I’m actually a very passive person, which goes against the stereotype [of black females]. We’re seen as fairly aggressive. I do think that women in medicine do need to be assertive, not only because of gender differences but also to stand your ground during differences that come up, whether it’s during a group project or when you’re the team lead and someone’s coding. You do need to take on assertiveness and it’s important for women, especially, to develop their leadership skills throughout their careers and see what type of leader they are. Practice saying “no” and “I’m actually the one running this” because people will try to talk over you often and it’s not only male physicians but also females. I think as women, you’re taught not to be assertive but being assertive is definitely a trait that you need to succeed.
What does the word diversity mean to you and what do you think it should mean in the context of medicine?
Diversity in medicine needs to be reflective of the patient population. The US is only becoming more diverse, with more immigrants and people who are exploring their sexualities and gender identities. You look at a lot of academic centers and a lot aren’t reflective of the patient population. It’s hard though because it starts at the residency level, which goes back to the medical school level and ultimately, the college level.

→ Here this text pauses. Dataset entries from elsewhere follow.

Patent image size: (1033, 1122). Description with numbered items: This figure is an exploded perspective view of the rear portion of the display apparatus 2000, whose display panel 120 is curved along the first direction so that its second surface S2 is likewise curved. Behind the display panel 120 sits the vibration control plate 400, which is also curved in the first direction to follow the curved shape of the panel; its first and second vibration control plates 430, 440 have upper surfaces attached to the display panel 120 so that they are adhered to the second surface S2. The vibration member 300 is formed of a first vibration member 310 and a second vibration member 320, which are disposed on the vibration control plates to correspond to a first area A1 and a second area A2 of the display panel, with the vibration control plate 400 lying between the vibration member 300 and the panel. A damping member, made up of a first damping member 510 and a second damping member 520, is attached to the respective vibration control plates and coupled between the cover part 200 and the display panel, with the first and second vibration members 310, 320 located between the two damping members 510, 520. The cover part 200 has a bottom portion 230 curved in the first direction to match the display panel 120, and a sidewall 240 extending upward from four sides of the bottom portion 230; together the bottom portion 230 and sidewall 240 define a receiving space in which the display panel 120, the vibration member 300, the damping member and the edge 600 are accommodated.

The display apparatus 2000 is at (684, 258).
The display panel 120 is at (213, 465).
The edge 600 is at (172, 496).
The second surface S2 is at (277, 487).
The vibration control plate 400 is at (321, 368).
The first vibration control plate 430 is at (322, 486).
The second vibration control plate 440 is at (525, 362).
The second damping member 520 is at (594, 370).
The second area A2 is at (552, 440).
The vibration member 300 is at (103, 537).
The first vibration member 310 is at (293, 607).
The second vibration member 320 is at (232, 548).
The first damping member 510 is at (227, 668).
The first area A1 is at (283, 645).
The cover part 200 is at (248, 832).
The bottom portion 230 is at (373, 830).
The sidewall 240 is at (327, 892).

What do you love most about being a woman of color in medicine?
I’m a second-year Emergency Medicine resident in an underserved area in Philly. The surrounding community is African American and so am I. It resonates with a lot of my patients and they tell me that they’re so proud of me or that they’re more comfortable when I’m around. I love that because there’s a connection where you can see someone who’s similar to you. I also love having a seat at the table and changing the face of medicine as a woman of color. That’s something that I take pride in. The different experience I’ve had as a woman of color is something that I can contribute and change patient care.
Where do you see yourself in five years?
Out of residency, for sure. Ideally, I’d like to move back down to the South. I’m still deciding if I want to do academic or community medicine but I hope to see myself happy and content with my choices. In some capacity, I want to be mentoring and helping minority students though I’m not sure in what capacity right now.
Just for fun:
What’s your favorite thing to do on a day off?
Sleep, watch Netflix. Call family. I like watching “This is Us”, even though it makes me cry every time. “Black-ish” is good. I shouldn’t watch “Married to Medicine” but I do. Mindless TV in medical school and residency is good.
Who would you want to meet if you could meet anyone (dead or alive)?
I would want to meet and have dinner with the Obamas. I would want an honest conversation about the struggles they went through and how they maintained a solid family unit. What was it really like being the first multiracial president? How did they handle it with poise?
Interview edited for clarity and length.